Why does it matter that phonons are being generated at all, let alone in these controlled bursts?

Model

Because phonons are the quantum version of sound, and sound travels where light can't. In water, in tissue, in environments where electromagnetic signals fail—sound gets through. If you can generate and control phonons reliably, you've unlocked a new channel for information and energy.

Inventor

But the electrons are hot and the crystal is cold. That seems contradictory.

Model

It is, in a way. The electrons are moving fast, carrying kinetic energy. The crystal lattice itself is nearly frozen. So you have this collision of scales—hot particles in a cold medium—and that's where the unexpected physics emerges. It's forcing theorists to rethink their models.

Inventor

What does "beyond theoretical predictions" actually mean here? Did the theory fail?

Model

Not fail, exactly. The theory said phonons shouldn't be generated at these electron speeds. But they are. So either the theory is incomplete, or it's missing something about how electrons behave in these extreme conditions. That's the honest answer: we don't fully understand what's happening yet.

Inventor

What's the practical timeline? When do we see phonon lasers or quantum communications?

Model

That's the hard part.
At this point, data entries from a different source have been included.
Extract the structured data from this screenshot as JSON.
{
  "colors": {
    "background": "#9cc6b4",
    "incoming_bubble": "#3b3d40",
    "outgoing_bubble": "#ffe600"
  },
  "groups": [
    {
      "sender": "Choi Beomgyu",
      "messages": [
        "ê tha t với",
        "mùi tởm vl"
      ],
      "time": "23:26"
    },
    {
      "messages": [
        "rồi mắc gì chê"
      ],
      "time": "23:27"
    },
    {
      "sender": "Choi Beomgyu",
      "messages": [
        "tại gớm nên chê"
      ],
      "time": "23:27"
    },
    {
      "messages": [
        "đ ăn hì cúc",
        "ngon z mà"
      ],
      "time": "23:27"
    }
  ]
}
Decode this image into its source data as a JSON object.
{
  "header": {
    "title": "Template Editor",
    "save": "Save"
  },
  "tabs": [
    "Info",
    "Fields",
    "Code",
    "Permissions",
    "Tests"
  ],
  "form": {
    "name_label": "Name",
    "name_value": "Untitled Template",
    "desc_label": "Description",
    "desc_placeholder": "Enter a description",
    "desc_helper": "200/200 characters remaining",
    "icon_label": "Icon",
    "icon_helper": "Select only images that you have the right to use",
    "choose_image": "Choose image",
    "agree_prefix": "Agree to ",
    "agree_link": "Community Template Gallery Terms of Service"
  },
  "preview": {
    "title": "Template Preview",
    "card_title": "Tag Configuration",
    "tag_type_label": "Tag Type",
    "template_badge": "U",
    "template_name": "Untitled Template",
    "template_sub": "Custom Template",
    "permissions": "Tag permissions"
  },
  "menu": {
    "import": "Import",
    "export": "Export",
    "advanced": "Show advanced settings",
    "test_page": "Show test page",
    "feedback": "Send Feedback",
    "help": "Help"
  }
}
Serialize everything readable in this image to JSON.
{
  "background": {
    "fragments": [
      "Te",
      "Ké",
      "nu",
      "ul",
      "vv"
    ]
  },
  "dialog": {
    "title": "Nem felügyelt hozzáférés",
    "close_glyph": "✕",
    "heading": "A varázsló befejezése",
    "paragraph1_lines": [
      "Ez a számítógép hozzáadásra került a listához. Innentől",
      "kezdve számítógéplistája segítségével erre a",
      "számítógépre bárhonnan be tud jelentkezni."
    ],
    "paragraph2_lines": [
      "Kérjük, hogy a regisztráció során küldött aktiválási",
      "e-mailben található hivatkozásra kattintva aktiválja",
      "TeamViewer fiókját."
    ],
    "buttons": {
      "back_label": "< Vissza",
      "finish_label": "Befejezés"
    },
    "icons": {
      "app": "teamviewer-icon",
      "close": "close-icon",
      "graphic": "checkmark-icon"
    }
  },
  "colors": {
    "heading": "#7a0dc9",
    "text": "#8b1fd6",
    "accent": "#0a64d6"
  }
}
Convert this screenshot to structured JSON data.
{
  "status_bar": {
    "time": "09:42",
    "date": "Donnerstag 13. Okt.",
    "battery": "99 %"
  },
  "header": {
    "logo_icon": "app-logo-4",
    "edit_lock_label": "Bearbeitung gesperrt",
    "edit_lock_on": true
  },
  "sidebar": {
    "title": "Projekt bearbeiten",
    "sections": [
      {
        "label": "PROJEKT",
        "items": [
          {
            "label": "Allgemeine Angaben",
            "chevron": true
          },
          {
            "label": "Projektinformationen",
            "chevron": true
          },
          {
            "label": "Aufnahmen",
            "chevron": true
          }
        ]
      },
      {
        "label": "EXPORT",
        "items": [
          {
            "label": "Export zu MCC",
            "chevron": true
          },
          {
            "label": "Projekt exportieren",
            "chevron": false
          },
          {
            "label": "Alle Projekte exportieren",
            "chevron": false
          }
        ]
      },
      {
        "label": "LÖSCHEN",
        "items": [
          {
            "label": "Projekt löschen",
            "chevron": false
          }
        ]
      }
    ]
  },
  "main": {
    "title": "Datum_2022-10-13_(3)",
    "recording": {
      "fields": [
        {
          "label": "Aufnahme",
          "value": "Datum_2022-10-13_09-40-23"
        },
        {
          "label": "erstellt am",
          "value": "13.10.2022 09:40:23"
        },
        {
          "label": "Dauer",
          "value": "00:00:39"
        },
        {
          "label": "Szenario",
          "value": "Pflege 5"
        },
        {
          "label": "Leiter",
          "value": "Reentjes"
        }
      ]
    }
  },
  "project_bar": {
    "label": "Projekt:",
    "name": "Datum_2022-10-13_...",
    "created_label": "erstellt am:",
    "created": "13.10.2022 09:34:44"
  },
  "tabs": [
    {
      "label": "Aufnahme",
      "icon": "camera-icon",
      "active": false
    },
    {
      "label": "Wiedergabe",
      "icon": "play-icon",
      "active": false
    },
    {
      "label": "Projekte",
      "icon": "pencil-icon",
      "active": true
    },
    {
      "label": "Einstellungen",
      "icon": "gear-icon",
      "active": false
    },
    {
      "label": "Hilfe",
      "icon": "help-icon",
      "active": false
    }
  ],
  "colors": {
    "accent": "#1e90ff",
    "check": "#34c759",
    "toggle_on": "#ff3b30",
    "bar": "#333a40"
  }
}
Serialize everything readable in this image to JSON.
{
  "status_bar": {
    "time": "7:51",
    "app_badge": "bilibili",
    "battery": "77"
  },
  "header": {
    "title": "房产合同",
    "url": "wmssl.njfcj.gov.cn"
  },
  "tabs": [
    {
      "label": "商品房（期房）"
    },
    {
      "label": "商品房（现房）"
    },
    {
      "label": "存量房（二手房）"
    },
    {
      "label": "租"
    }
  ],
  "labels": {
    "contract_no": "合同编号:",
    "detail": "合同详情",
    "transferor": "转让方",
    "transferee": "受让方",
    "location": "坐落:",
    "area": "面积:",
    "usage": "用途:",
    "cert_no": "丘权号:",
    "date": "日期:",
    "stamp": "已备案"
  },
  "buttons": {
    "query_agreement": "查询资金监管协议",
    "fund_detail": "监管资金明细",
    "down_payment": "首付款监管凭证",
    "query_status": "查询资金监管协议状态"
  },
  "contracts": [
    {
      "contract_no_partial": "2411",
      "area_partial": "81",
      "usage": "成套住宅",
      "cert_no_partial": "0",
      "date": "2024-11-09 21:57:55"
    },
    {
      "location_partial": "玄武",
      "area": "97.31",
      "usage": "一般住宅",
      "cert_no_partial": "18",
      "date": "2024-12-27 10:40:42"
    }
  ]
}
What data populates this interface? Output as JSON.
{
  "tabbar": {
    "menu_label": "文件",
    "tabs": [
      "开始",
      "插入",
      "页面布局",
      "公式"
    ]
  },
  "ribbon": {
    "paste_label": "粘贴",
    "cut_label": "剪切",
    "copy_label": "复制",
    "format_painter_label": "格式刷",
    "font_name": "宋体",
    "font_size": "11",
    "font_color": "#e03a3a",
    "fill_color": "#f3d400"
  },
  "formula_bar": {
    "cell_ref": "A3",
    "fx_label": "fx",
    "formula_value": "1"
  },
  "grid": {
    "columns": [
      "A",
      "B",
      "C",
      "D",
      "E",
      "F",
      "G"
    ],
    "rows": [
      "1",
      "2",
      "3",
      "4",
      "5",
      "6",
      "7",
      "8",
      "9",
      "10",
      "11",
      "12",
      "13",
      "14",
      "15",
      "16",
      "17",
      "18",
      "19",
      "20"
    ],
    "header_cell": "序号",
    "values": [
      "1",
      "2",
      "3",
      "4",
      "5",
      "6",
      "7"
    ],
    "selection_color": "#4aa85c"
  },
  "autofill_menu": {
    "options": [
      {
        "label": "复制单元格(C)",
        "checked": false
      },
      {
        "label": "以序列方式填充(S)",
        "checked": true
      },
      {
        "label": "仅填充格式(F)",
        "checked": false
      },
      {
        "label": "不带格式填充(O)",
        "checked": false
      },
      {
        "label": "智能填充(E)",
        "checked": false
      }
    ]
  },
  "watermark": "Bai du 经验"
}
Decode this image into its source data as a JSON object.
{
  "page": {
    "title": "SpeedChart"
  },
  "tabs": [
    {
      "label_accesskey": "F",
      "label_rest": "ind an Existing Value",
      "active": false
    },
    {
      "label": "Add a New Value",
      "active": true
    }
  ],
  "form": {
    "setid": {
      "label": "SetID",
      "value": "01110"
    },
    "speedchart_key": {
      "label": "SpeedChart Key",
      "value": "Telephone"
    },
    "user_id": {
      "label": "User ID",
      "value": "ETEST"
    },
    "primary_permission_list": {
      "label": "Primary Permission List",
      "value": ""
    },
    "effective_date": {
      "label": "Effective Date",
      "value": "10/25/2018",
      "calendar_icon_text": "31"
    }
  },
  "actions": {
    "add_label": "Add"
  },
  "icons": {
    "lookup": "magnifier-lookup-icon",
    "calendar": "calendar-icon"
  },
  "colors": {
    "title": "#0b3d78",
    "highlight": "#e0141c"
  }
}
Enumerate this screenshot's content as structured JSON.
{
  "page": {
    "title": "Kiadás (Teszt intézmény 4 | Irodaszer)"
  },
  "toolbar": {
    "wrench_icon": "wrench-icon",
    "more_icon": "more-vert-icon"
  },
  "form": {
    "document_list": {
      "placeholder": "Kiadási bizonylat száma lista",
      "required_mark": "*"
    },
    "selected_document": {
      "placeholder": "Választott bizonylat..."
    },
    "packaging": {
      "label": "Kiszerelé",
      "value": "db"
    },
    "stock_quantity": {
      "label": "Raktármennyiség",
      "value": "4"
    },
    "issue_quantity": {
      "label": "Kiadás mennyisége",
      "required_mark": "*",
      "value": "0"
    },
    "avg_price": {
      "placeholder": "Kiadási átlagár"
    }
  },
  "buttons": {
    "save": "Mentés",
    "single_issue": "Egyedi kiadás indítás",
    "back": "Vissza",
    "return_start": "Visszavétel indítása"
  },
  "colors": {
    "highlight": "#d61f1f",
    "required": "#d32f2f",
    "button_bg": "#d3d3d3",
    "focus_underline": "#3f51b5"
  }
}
This is fundamental research. The next step is testing with graphene and other materials to see if the effect is robust. Then you'd need to engineer actual devices. Years, probably. But the foundation is there now.

Inventor

Why does temperature matter so much?

Model

At room temperature, electrons are chaotic—bouncing around, interfering with each other. Near absolute zero, they move in concert, almost like a single entity. That's when quantum effects become visible and controllable. It's the difference between watching individual raindrops and watching a coordinated wave.